New England’s blue laws were put down by early settlers to enforce proper behavior on Sundays. (The origin of the term is unclear. Some have said the laws were printed on blue paper, while others have said the word “blue” was meant to disparage those like the “blue noses” who imposed rigid moral codes on others.)
Over decades, many of those laws — which banned commerce, entertainment and the sale of alcohol, among other things — were tossed aside or ignored, or exemptions were granted. In some cases, the statutes were extended to holidays and barred retailers specifically from operating on Thanksgiving or Christmas.

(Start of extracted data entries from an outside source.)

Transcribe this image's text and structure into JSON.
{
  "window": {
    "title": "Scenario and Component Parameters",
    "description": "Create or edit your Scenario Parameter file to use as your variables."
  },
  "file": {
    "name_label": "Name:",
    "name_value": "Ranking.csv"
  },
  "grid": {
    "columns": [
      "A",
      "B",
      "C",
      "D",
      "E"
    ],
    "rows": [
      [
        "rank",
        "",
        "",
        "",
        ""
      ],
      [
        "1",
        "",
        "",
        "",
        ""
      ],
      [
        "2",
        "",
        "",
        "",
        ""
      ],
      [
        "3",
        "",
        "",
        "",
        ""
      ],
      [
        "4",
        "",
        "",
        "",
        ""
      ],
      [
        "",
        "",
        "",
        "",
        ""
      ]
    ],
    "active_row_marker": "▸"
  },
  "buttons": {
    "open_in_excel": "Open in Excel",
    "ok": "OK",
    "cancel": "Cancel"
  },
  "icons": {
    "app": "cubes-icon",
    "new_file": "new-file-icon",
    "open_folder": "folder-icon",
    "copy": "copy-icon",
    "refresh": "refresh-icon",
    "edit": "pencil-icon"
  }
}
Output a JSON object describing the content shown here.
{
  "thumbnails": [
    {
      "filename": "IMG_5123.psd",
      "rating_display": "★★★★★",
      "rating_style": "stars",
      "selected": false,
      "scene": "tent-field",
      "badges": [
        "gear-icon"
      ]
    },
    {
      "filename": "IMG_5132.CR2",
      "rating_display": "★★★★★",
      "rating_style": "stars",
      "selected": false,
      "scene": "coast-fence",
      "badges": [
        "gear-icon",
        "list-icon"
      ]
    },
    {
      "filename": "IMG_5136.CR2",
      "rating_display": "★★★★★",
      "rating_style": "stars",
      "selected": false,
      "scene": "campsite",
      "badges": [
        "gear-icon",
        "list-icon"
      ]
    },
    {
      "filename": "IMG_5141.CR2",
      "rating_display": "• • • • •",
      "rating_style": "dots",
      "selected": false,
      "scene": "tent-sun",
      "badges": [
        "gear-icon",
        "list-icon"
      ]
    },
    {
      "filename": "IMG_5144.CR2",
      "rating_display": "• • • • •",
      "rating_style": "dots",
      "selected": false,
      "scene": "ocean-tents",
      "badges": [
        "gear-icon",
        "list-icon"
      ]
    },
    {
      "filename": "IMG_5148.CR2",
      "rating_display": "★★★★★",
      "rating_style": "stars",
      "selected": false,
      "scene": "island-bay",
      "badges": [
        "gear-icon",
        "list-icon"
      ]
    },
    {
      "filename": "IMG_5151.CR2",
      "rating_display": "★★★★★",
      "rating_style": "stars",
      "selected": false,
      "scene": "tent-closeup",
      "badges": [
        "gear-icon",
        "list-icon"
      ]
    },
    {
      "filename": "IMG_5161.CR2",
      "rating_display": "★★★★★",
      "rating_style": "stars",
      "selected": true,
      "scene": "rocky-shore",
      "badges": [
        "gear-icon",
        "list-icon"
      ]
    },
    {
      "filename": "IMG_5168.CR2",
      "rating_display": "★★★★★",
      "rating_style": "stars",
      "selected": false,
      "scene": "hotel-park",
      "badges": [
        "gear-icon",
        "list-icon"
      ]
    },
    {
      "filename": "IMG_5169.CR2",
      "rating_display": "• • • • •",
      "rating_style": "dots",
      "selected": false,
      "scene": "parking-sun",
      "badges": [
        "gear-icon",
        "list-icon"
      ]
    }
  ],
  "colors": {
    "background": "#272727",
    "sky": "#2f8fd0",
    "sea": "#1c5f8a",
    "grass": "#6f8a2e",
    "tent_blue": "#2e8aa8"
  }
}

All quite boring, except for this: If you go look at the story on the NYT site, you’ll notice its html title and the words that appear in your browser’s tab are this: “Blue Laws Curb Consumerism.”
So the inexorable march of Xmas marketing toward the Fourth of July is caused by consumerism — whatever that is, not capitalism?
Here you see the conceptual violence inherent in the system.
If you doubt such linguistic shifts matter, consider this lament from a local quoted by The Times:
“Thanksgiving is supposed to be about giving thanks for all you have,” said Mr. Brewster, 47, who runs a computer repair business. “I cringe to think what society is doing to itself,” he said of the mercantile mania that threatens one of the least commercial holidays.
“What society is doing to itself.”
Stalin and Hitler would be purple with envy at this amazing mental elision of a runaway ruling class.